Fair value is the price that can be agreed on in current market conditions when selling an asset or can be paid when transferring a liability. In other words, it is the amount for which one party agrees to sell an asset and the other party to buy it, provided that the seller and the buyer are not related to each other in any way or their relationships don't affect the pricing. 

The term “fair value” can also be used in accounting. It is defined as the estimated value of a business assets and liabilities included in financial statements. 

Fair Value explained 

The fair value of an asset is determined based on the current market prices or data on recent transactions with similar assets (liabilities). The utility that it will bring to the owner, the supply and demand for it are also taken into account. It should be kept in mind that there is a difference between market value and fair value. The market value is the value of an object in an abstract market, while the fair value is defined as the value estimated for a specific person. If the market for similar objects is well developed, then the values will not be significantly different.

Calculation or determination of the fair value of securities is carried out in public marketplaces. If shares of the company are listed for trade on a stock exchange, a market maker creates and maintains the liquidity level of financial instruments so that other market participants have the opportunity to make transactions. The market maker on the stock exchange plays the role of a custodian of assets. They set bid and ask quotes (buying and selling prices). Investors who want to sell a security get the bid price that will be slightly lower than its actual price. If an investor wants to buy a security, he can purchase it at the ask price that is set slightly above the market price. It is clear that the bid and the ask on a stock is influenced by the investor demand, and that’s why the public market place is a secure method to find the fair value of the asset. 

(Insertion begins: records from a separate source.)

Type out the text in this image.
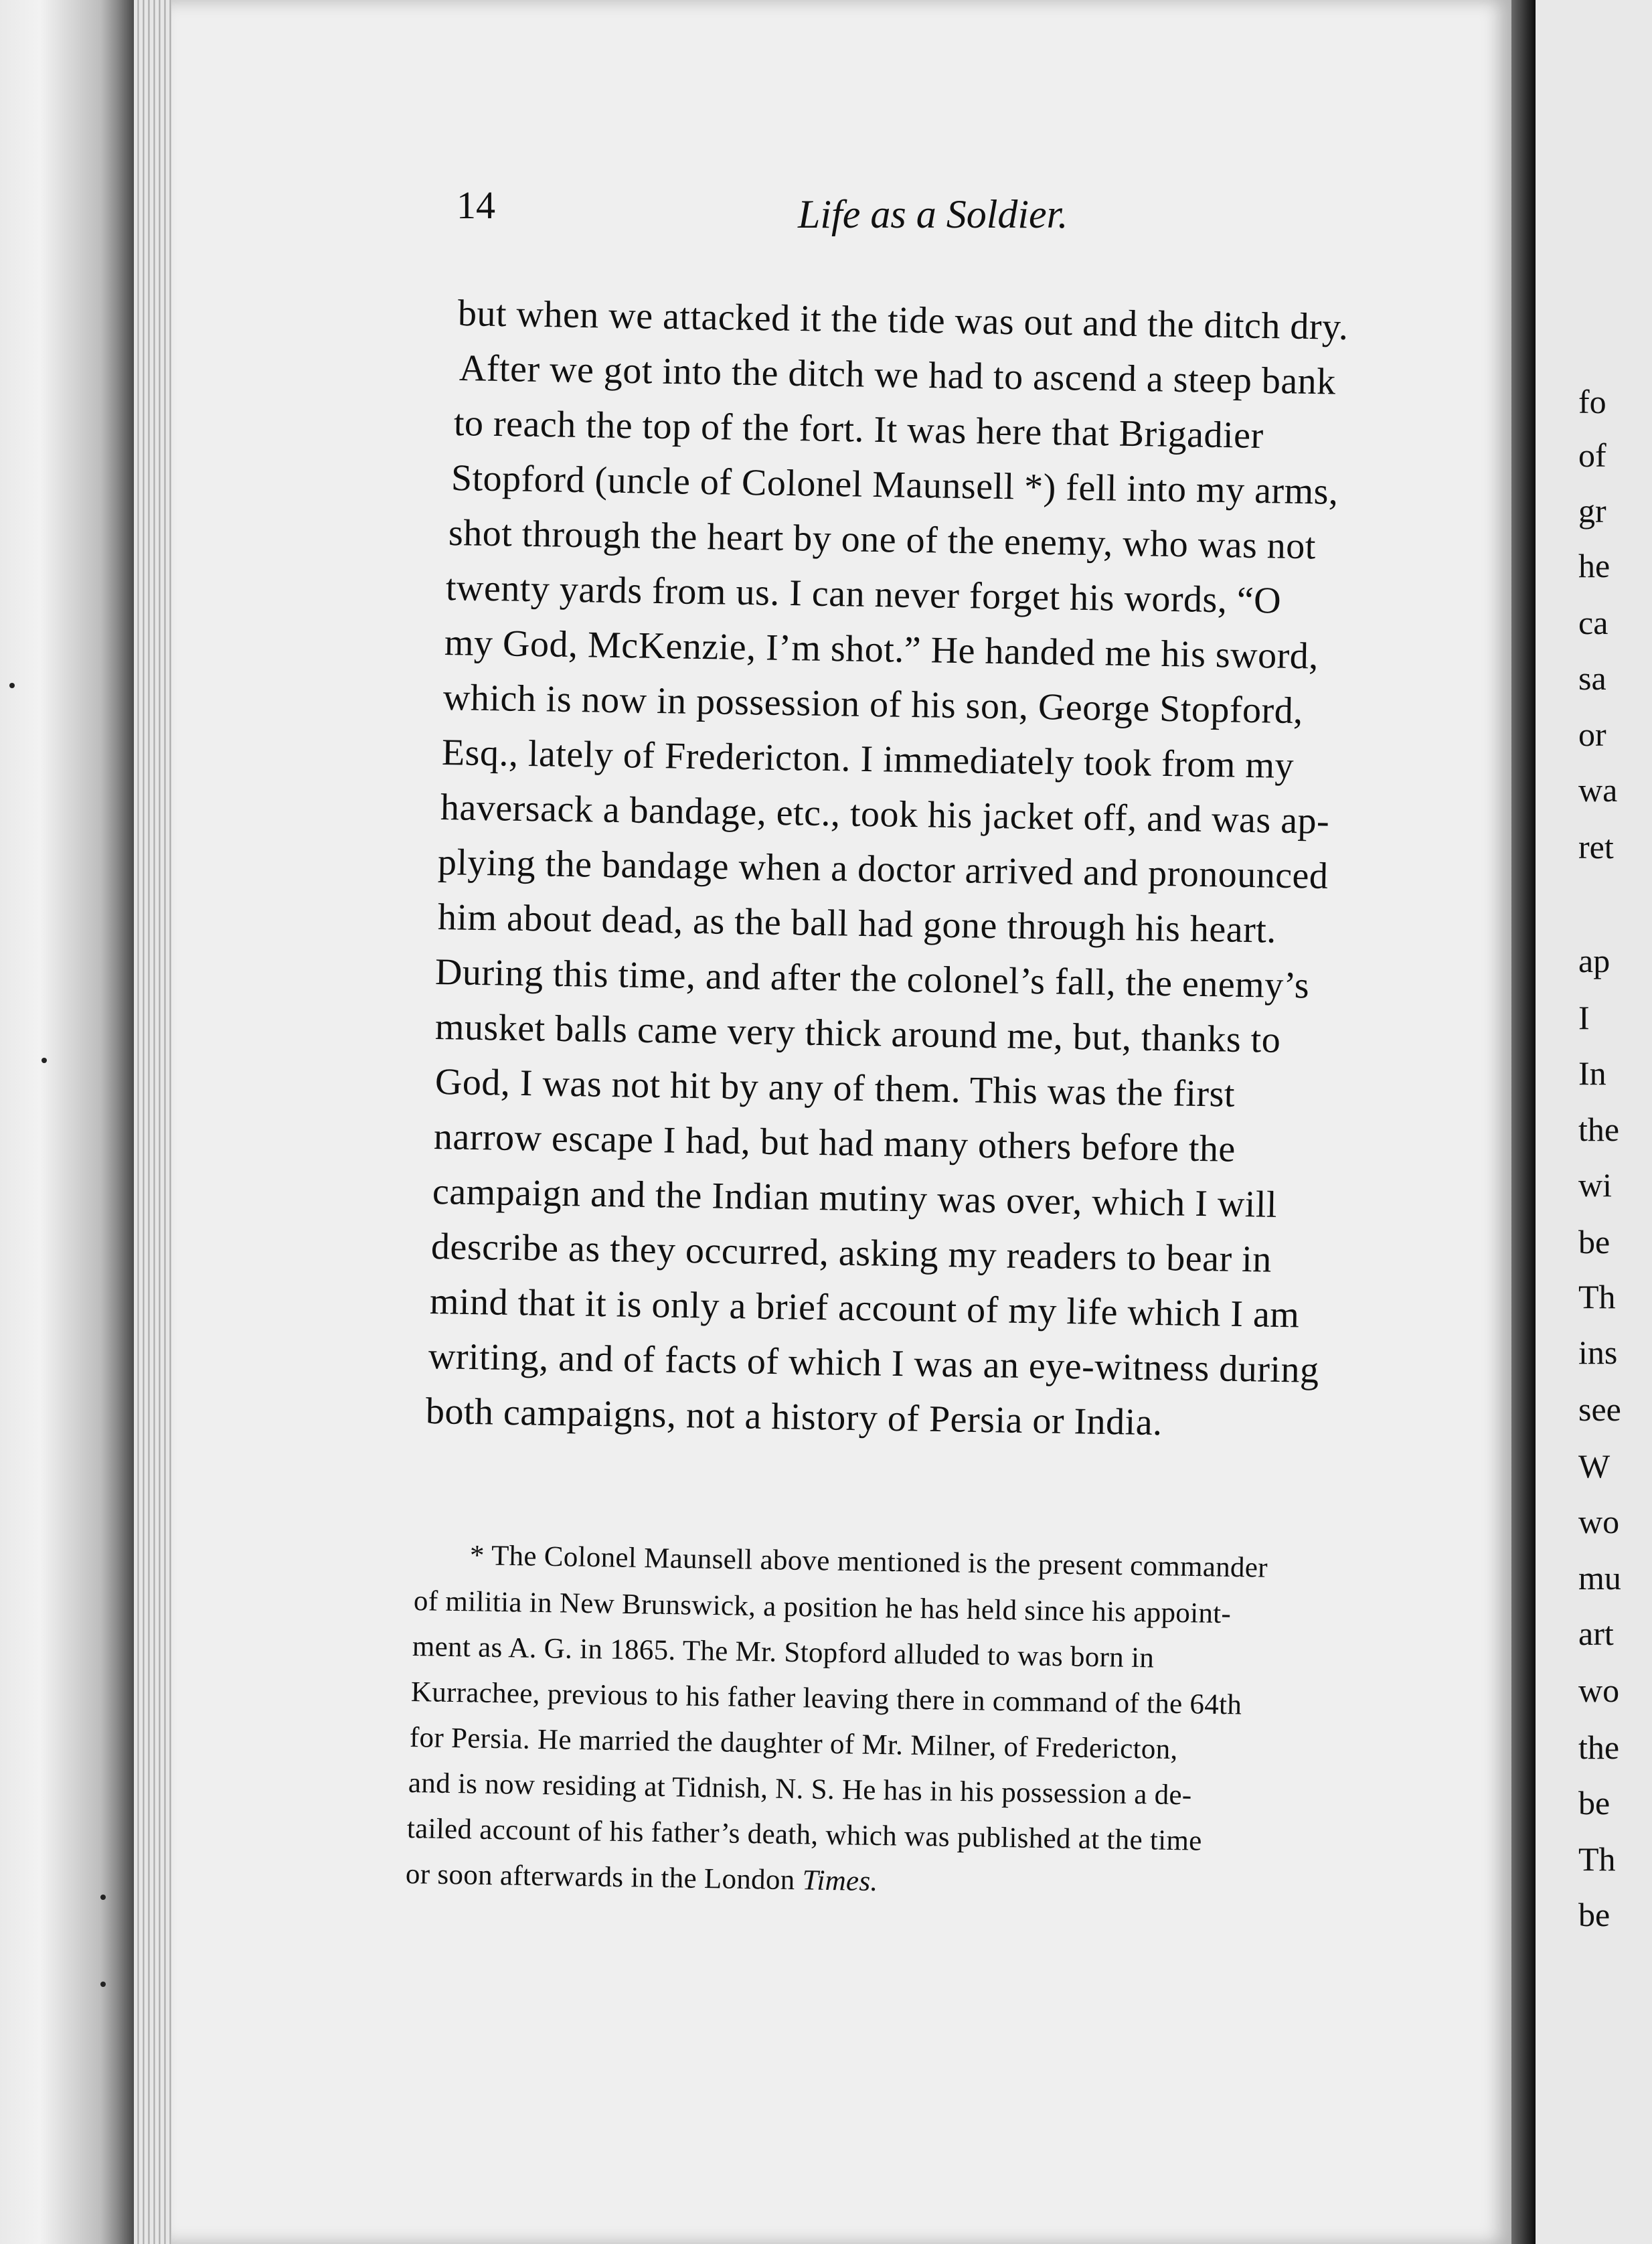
14	Life as a Soldier.
but when we attacked it the tide was out and the ditch dry.
After we got into the ditch we had to ascend a steep bank
to reach the top of the fort. It was here that Brigadier
Stopford (uncle of Colonel Maunsell *) fell into my arms,
shot through the heart by one of the enemy, who was not
twenty yards from us. I can never forget his words, “O
my God, McKenzie, I’m shot.” He handed me his sword,
which is now in possession of his son, George Stopford,
Esq., lately of Fredericton. I immediately took from my
haversack a bandage, etc., took his jacket off, and was ap-
plying the bandage when a doctor arrived and pronounced
him about dead, as the ball had gone through his heart.
During this time, and after the colonel’s fall, the enemy’s
musket balls came very thick around me, but, thanks to
God, I was not hit by any of them. This was the first
narrow escape I had, but had many others before the
campaign and the Indian mutiny was over, which I will
describe as they occurred, asking my readers to bear in
mind that it is only a brief account of my life which I am
writing, and of facts of which I was an eye-witness during
both campaigns, not a history of Persia or India.
* The Colonel Maunsell above mentioned is the present commander
of militia in New Brunswick, a position he has held since his appoint-
ment as A. G. in 1865. The Mr. Stopford alluded to was born in
Kurrachee, previous to his father leaving there in command of the 64th
for Persia. He married the daughter of Mr. Milner, of Fredericton,
and is now residing at Tidnish, N. S. He has in his possession a de-
tailed account of his father’s death, which was published at the time
or soon afterwards in the London Times.
fo
of
gr
he
ca
sa
or
wa
ret
ap
I
In
the
wi
be
Th
ins
see
W
wo
mu
art
wo
the
be
Th
be
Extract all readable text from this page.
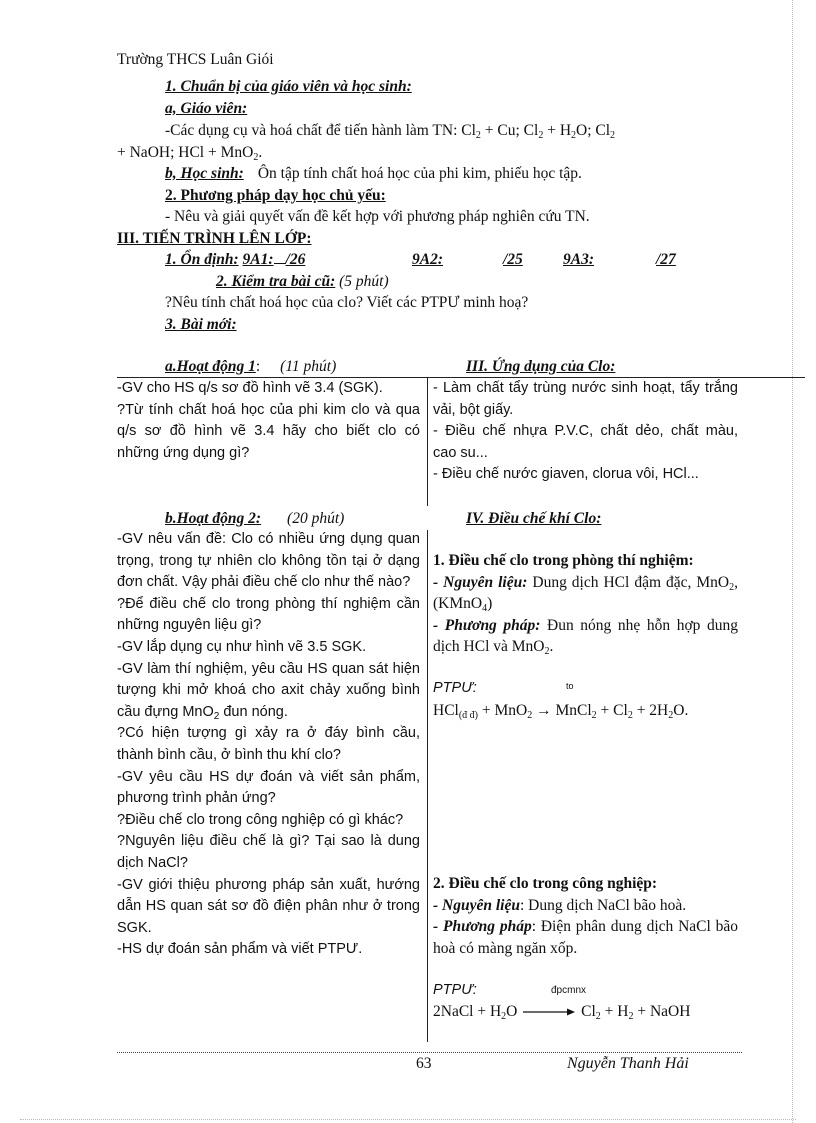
Trường THCS Luân Giói
1. Chuẩn bị của giáo viên và học sinh:
a, Giáo viên:
-Các dụng cụ và hoá chất để tiến hành làm TN: $Cl_2 + Cu$; $Cl_2 + H_2O$; $Cl_2$
+ NaOH; HCl + MnO$_2$.
b, Học sinh: Ôn tập tính chất hoá học của phi kim, phiếu học tập.
2. Phương pháp dạy học chủ yếu:
- Nêu và giải quyết vấn đề kết hợp với phương pháp nghiên cứu TN.
III. TIẾN TRÌNH LÊN LỚP:
1. Ổn định: 9A1: /26	9A2:	/25	9A3:	/27
2. Kiểm tra bài cũ: (5 phút)
?Nêu tính chất hoá học của clo? Viết các PTPƯ minh hoạ?
3. Bài mới:
a.Hoạt động 1: (11 phút)	III. Ứng dụng của Clo:

-GV cho HS q/s sơ đồ hình vẽ 3.4 (SGK).

?Từ tính chất hoá học của phi kim clo và qua q/s sơ đồ hình vẽ 3.4 hãy cho biết clo có những ứng dụng gì?

- Làm chất tẩy trùng nước sinh hoạt, tẩy trắng vải, bột giấy.

- Điều chế nhựa P.V.C, chất dẻo, chất màu, cao su...

- Điều chế nước giaven, clorua vôi, HCl...

b.Hoạt động 2: (20 phút)	IV. Điều chế khí Clo:

-GV nêu vấn đề: Clo có nhiều ứng dụng quan trọng, trong tự nhiên clo không tồn tại ở dạng đơn chất. Vậy phải điều chế clo như thế nào?

?Để điều chế clo trong phòng thí nghiệm cần những nguyên liệu gì?

-GV lắp dụng cụ như hình vẽ 3.5 SGK.

-GV làm thí nghiệm, yêu cầu HS quan sát hiện tượng khi mở khoá cho axit chảy xuống bình cầu đựng MnO$_2$ đun nóng.

?Có hiện tượng gì xảy ra ở đáy bình cầu, thành bình cầu, ở bình thu khí clo?

-GV yêu cầu HS dự đoán và viết sản phẩm, phương trình phản ứng?

?Điều chế clo trong công nghiệp có gì khác?

?Nguyên liệu điều chế là gì? Tại sao là dung dịch NaCl?

-GV giới thiệu phương pháp sản xuất, hướng dẫn HS quan sát sơ đồ điện phân như ở trong SGK.

-HS dự đoán sản phẩm và viết PTPƯ.

1. Điều chế clo trong phòng thí nghiệm:

- Nguyên liệu: Dung dịch HCl đậm đặc, MnO$_2$, (KMnO$_4$)

- Phương pháp: Đun nóng nhẹ hỗn hợp dung dịch HCl và MnO$_2$.

PTPƯ:	to

HCl$_{(đ đ)}$ + MnO$_2$ → MnCl$_2$ + $Cl_2 + 2H_2O$.

2. Điều chế clo trong công nghiệp:

- Nguyên liệu: Dung dịch NaCl bão hoà.

- Phương pháp: Điện phân dung dịch NaCl bão hoà có màng ngăn xốp.

PTPƯ:	đpcmnx
2NaCl + $H_2O \to Cl_2 + H_2$ + NaOH
63	Nguyễn Thanh Hải
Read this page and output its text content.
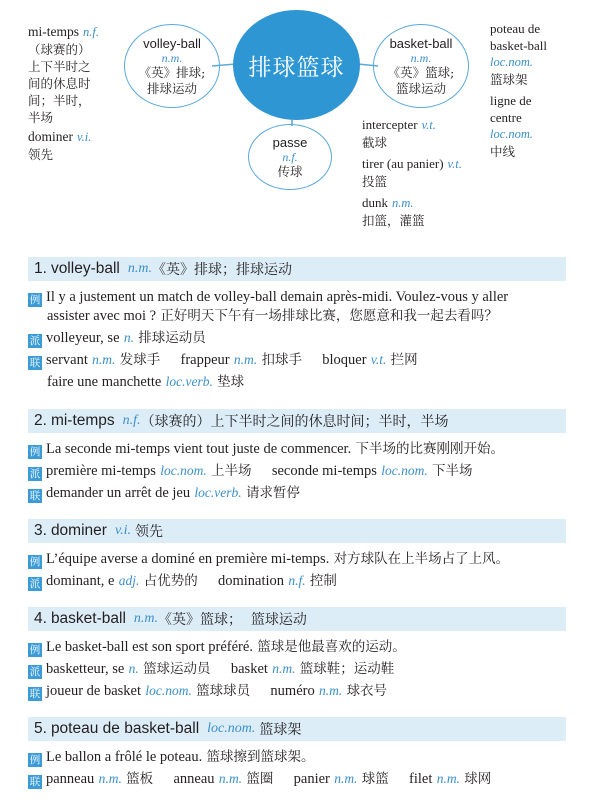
mi-temps n.f.
（球赛的）
上下半时之
间的休息时
间；半时，
半场
dominer v.i.
领先
volley-ball
n.m.
《英》排球;
排球运动
排球篮球
basket-ball
n.m.
《英》篮球;
篮球运动
passe
n.f.
传球
intercepter v.t.
截球
tirer (au panier) v.t.
投篮
dunk n.m.
扣篮，灌篮
poteau de
basket-ball
loc.nom.
篮球架
ligne de
centre
loc.nom.
中线
1. volley-ball n.m. 《英》排球；排球运动
例 Il y a justement un match de volley-ball demain après-midi. Voulez-vous y aller
assister avec moi ? 正好明天下午有一场排球比赛，您愿意和我一起去看吗？
派 volleyeur, se n. 排球运动员
联 servant n.m. 发球手 frappeur n.m. 扣球手 bloquer v.t. 拦网
faire une manchette loc.verb. 垫球
2. mi-temps n.f. （球赛的）上下半时之间的休息时间；半时，半场
例 La seconde mi-temps vient tout juste de commencer. 下半场的比赛刚刚开始。
派 première mi-temps loc.nom. 上半场 seconde mi-temps loc.nom. 下半场
联 demander un arrêt de jeu loc.verb. 请求暂停
3. dominer v.i. 领先
例 L’équipe averse a dominé en première mi-temps. 对方球队在上半场占了上风。
派 dominant, e adj. 占优势的 domination n.f. 控制
4. basket-ball n.m. 《英》篮球；  篮球运动
例 Le basket-ball est son sport préféré. 篮球是他最喜欢的运动。
派 basketteur, se n. 篮球运动员 basket n.m. 篮球鞋；运动鞋
联 joueur de basket loc.nom. 篮球球员 numéro n.m. 球衣号
5. poteau de basket-ball loc.nom. 篮球架
例 Le ballon a frôlé le poteau. 篮球擦到篮球架。
联 panneau n.m. 篮板 anneau n.m. 篮圈 panier n.m. 球篮 filet n.m. 球网
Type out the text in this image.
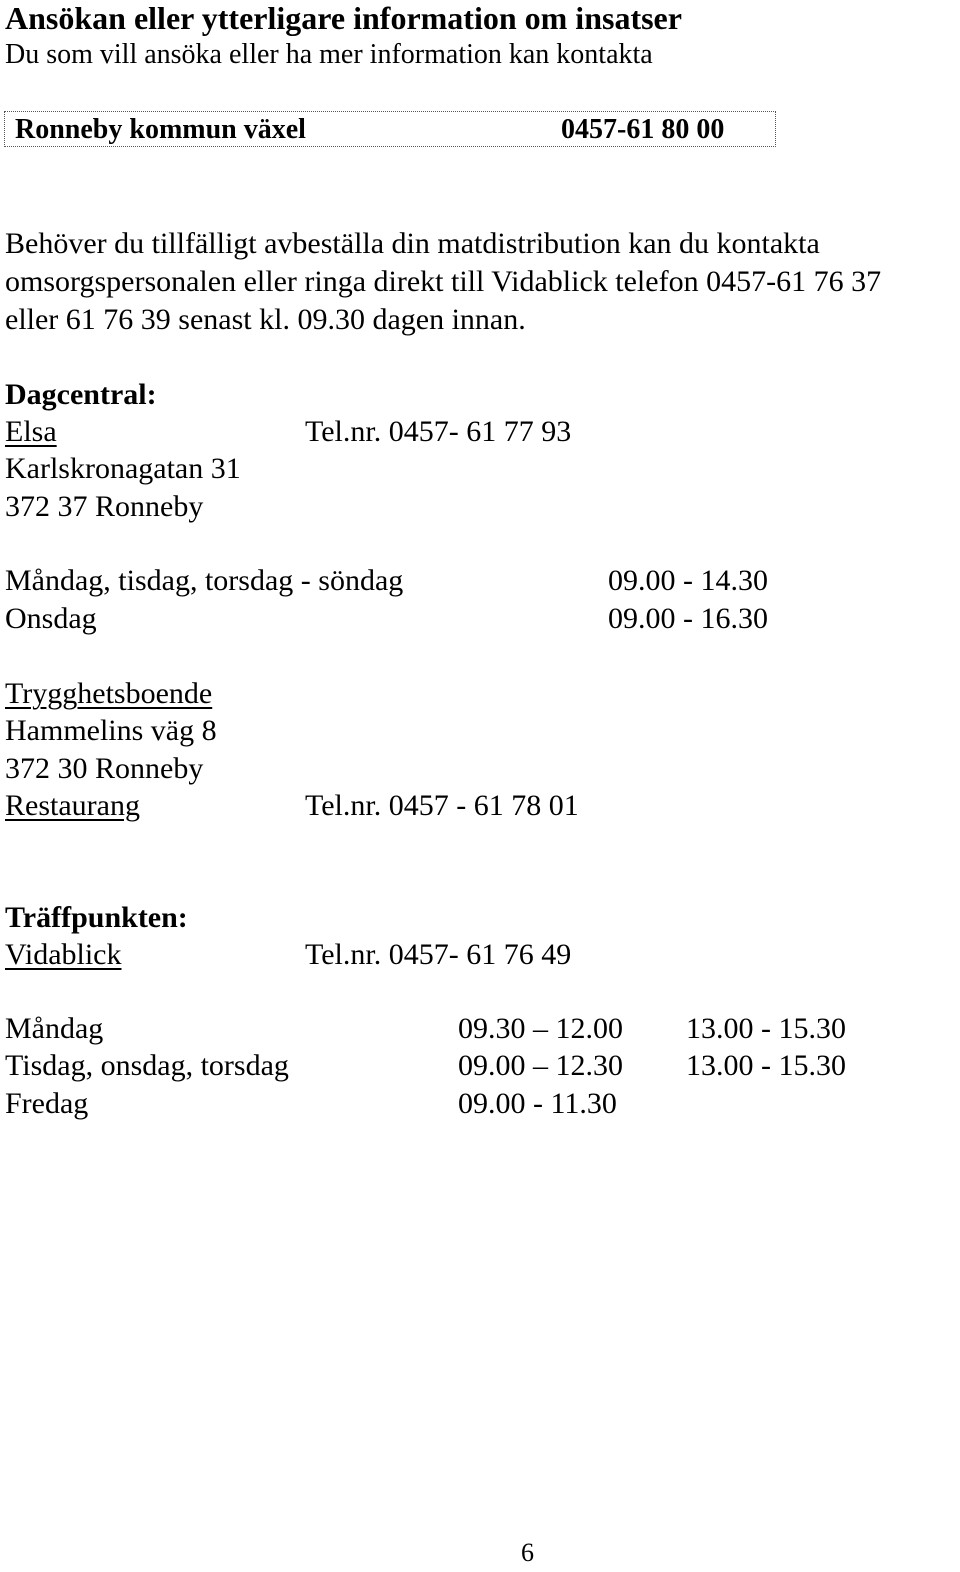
Ansökan eller ytterligare information om insatser
Du som vill ansöka eller ha mer information kan kontakta
Ronneby kommun växel	0457-61 80 00
Behöver du tillfälligt avbeställa din matdistribution kan du kontakta
omsorgspersonalen eller ringa direkt till Vidablick telefon 0457-61 76 37
eller 61 76 39 senast kl. 09.30 dagen innan.
Dagcentral:
Elsa	Tel.nr. 0457- 61 77 93
Karlskronagatan 31
372 37 Ronneby
Måndag, tisdag, torsdag - söndag	09.00 - 14.30
Onsdag	09.00 - 16.30
Trygghetsboende
Hammelins väg 8
372 30 Ronneby
Restaurang	Tel.nr. 0457 - 61 78 01
Träffpunkten:
Vidablick	Tel.nr. 0457- 61 76 49
Måndag	09.30 – 12.00 13.00 - 15.30
Tisdag, onsdag, torsdag	09.00 – 12.30 13.00 - 15.30
Fredag	09.00 - 11.30
6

Derivatives should be measured at fair value. The basis of the value of any derivative is the change in the value of the underlying asset— the one on which the derivative financial instrument is based upon. If an investor purchases a 50 call option on a stock, it would give him the right to buy 100 shares of the same stock at $50 per share at any time. If the market price of the stock increases, this directly affects the value of the option itself.

For futures contracts, the equilibrium price— the price on the market at which the number of goods and services that consumers are ready to consume absolutely corresponds to the number of goods and services that companies bring to the market— plays a great role. It helps to decide on the face value of the futures contracts. In this case, the resulting price is the same in value as the spot price. 

Fair Value in accounting

In accounting, the fair value refers to the value (the corresponding price) at which the transfer of ownership of an asset can be carried out between independent parties who are aware of the subject of the transaction and are ready to make a deal. The valuation of the firm’s assets must be confirmed and all values should be included on the books. 

If there is no possibility to reliably estimate the value, the federal accounting standards highlight the rules of determining the original cost by which the value of assets can be calculated.

If there is no active market for an asset, its fair value is equal to the amount that the company would have paid for the asset at the purchase date, when conducting a commercial transaction between independent and well-informed participants based on the best available information. When determining this amount, the company takes into account the result of recent transactions with similar assets.

Companies that regularly buy and sell assets usually use alternative methods of estimating the fair value. They can calculate fair value based on discounted cash flows, market share, etc.

In addition to this, the assets and liabilities of the enterprise should also be consolidated at their fair value. The consolidation method consists of "adding" the financial statements of the subsidiary to the reports of the parent company.